La cronaca del Saluzzi narra a tinte vivaci come nel maggio del 1779, durante gli otto giorni della festa del santo, avente inizio dal giorno 25, e precisamente nella notte fra il 30 ed il 31, dopo aver aperto lo sportellino a protezione del luogo di custodia del sacro bastone, al lume di una candela si poté osservare la venerata reliquia sospesa a mezz'aria, in sfregio ad ogni legge di gravità. La notizia del prodigioso fatto si diffuse immediatamente in tutta la città, facendo riversare in chiesa una folla di gente, tra cui molti forestieri, che vi si precipitò ad osservare con i propri occhi il miracolo in mezzo ad un tripudio di luci e di suoni: pianti, preghiere gridate ad alta voce, litanie, Te Deum, rintocco di campane, note d'organo, campanelli, torcie che illuminavano l'altare del santo... Tra la folla straripante e commossa, anche il notaio Saluzzi. Dopo circa tre ore di generale eccitazione mistica il sacro bastone venne visto, altrettanto miracolosamente, calare verso il basso, e ciò alla presenza di un prelato materano (12) che si trovava al seguito di mons. Francesco Zunica (13), arcivescovo di Acerenza e Matera, proprio in quei giorni - quando si dice la coincidenza! - residente nel capoluogo acheruntino perché in visita pastorale nella zona "alta" della sua vasta arcidiocesi (14). E quanto più era forte la competizione e la gelosia fra le due sedi arcivescovili, tanto più appare volutamente messa in risalto, dalla sottile penna del Saluzzi, la meraviglia ed il turbamento dell'ecclesiastico materano, il quale "tramortì a terra, ed appena gridò "grazie S. Canio", e da tal trimore cercò d'insagnarsi, ed immediate si confessò al penitenziero signor don Nicola Alfani, e fece il voto, che ritirato(si) in Matera voler mandare una torcia quanto lui era alto".
Tramortito e spaventato, il sacerdote si recò subito dall'arcivescovo e lo informò degli eventi, ma mons. Zunica, e anche qui traspare dalla penna del notaio acheruntino l'antica vena polemica verso gli arcivescovi che risiedevano a Matera, "forsi come miscredente, come inimico di questa chiesa sua sposa non volle venire in chiesa, scusandosi di essere giunto in questa città lasso per il viaggio fatto da Pietragalla".
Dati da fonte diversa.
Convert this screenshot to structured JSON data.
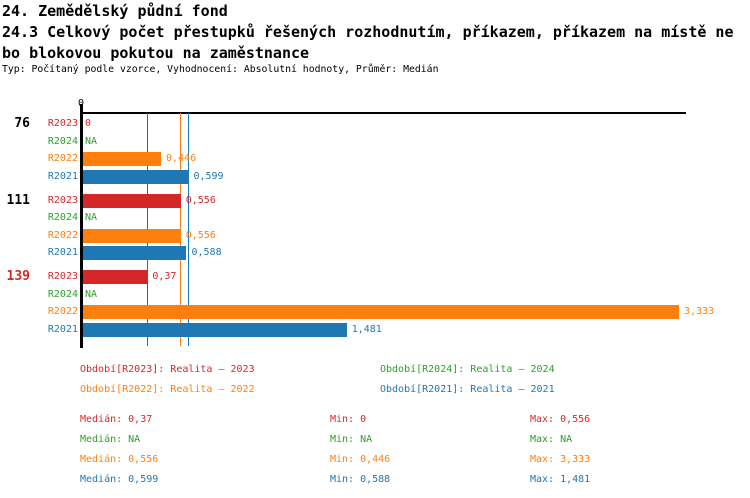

Ma pur dinanzi a questo che certamente non dovette apparire come un atteggiamento di incoraggiamento da parte dell'autorità ecclesiastica, la folla, nonostante la tarda ora notturna, continuò a pregare in chiesa. Le manifestazioni non sempre discrete del forte sentimento religioso popolare non potevano essere frenate facilmente, ma trovavano quasi sempre agio di esprimersi nelle maniere più spontanee e impreviste. La fede e la costanza dei devoti di San Canio, in quella circostanza, sembrarono esser premiate attraverso altre due manifestazioni soprannaturali: la fruoriuscita dal sarcofago del santo e dal volto del suo simulacro della "santa manna" e la caduta di una inaspettata dolce pioggia "che fu di grande utilità alla raccolta" al posto della temuta tempesta precedentemente preannunciata da "l'aere tempestosa, con lambi, e tuoni che minacciava rovina, e devastamento della campagna".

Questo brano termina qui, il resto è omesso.